Definitivamente fuori dal gruppo del fratello e della cognata preferiti, ovvero gli Arcade Fire, Will Butler torna in solitaria, rimescolando le carte in tavola, una sorta di rewind, un nuovo collettivo al seguito, che porta alla stretta collaborazione con i Sister Squares, che sono una band newyorkese che affonda le proprie radici nella danza e nel teatro (come da disclaimer) quindi per celebrare questa joint venture, un moniker che unisce i due idiomi, tra l’altro l’omonimo “esordio” è stato co prodotto simbioticamente dallo stesso Will e Miles Francis leader appunto dei Sister Squares.
Un nuovo percorso, per provare a ritagliarsi il giusto spazio nell’emisfero live, quello a lui più congeniale, tant’è che il buon Will sarà in tour in novembre, passando anche dal nostro paese.
Album anticipato già da diversi singoli, “Arrow Of Time”, “Willows”, “Stop Talking”, o la stessa danzereccia “Saturday Night”, una sorta di cuginastra di quel masterpiece che è “Afterlife”, per l’occasione supportata con un clip da connotazione amatoriale, che sancisce anche l’uscita di questo nuovo omonimo album, che fa da contraltare alla gemella “Long Grass” uscita, invece, un paio di mesi fa, dove anche li si percepisce una direzione movimentata; va sottolineato come, più che nei lavori precedenti, si senta la matrice del mastodontico gruppo di Montreal, per la moltitudine di colori e dettagli che diventano arrangiamenti delle canzoni stesse, canovaccio e peculiarità degli Arcade, e poi la voce, vabbè, quella è matrice umana da comune denominatore.
Le canzoni in questione, sono piacevoli e si lasciano ascoltate, purtroppo non c’è il talento del Butler più famoso, che ha scritto pietre miliari dell’indie anni zero / anni dieci, ma anche l’ultimo “WE” che sconfina nei venti, è già un classico, quindi, vita privata a parte, parliamo di un intoccabile numero uno, con cui ogni paragone risulterebbe in difetto.
Tornando a Will, il suo è un buon disco, divertente e ben arrangiato, probabilmente il lavoro migliore licenziato per questa carriera solista, ormai, almeno per adesso, diventata l’unica ragione di vita musicale.
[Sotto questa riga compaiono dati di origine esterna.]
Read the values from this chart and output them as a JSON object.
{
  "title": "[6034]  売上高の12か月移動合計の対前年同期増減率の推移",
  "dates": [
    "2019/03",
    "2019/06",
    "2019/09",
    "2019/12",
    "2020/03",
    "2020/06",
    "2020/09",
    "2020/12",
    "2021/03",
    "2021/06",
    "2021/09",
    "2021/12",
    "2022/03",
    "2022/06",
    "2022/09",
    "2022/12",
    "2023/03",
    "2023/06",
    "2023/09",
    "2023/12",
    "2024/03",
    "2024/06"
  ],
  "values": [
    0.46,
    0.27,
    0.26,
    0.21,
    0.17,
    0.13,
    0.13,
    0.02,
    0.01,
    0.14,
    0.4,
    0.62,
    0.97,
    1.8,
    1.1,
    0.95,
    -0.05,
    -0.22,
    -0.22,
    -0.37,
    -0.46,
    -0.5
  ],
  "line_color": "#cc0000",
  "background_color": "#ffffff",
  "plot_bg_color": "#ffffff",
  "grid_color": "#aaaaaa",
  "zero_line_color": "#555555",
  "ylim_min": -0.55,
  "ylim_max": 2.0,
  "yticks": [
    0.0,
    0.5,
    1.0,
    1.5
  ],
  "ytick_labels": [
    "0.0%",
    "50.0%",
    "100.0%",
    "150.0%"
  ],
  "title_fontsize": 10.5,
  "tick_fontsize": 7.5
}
Album, che nella dimensione concertistica darà il suo meglio vista anche l’impronta da musica da ballo, voglio, anche, ricordare che lo stesso, è quel matto che, spesso e volentieri, si arrampicava sulle americane, come dire un animale da palco di quelli che si fanno notare.
Alla mancanza della scrittura regale, quella da talento vero, che la natura ha dirottato completamente sul parente stretto, probabilmente ci si deve un pò arrangiare, arrivando ad un quid per vie traverse e la succitata fantasia, in questi casi, è un’amica da tenersi stretta. Come detto sopra appunto è improprio fare paragoni, ed è pure giusto evitarli, anche se la voce e l’approccio ti riportano li, alla sua vecchia band.
Ripetendomi la dimensione live, sebbene senza, banalmente, aspettarsi le hit degli Arcade Fire, decreterà se Will è ancora uno dei piccoli fuoriclasse del game, ma ho la sensazione che li non ci siano dubbi in merito.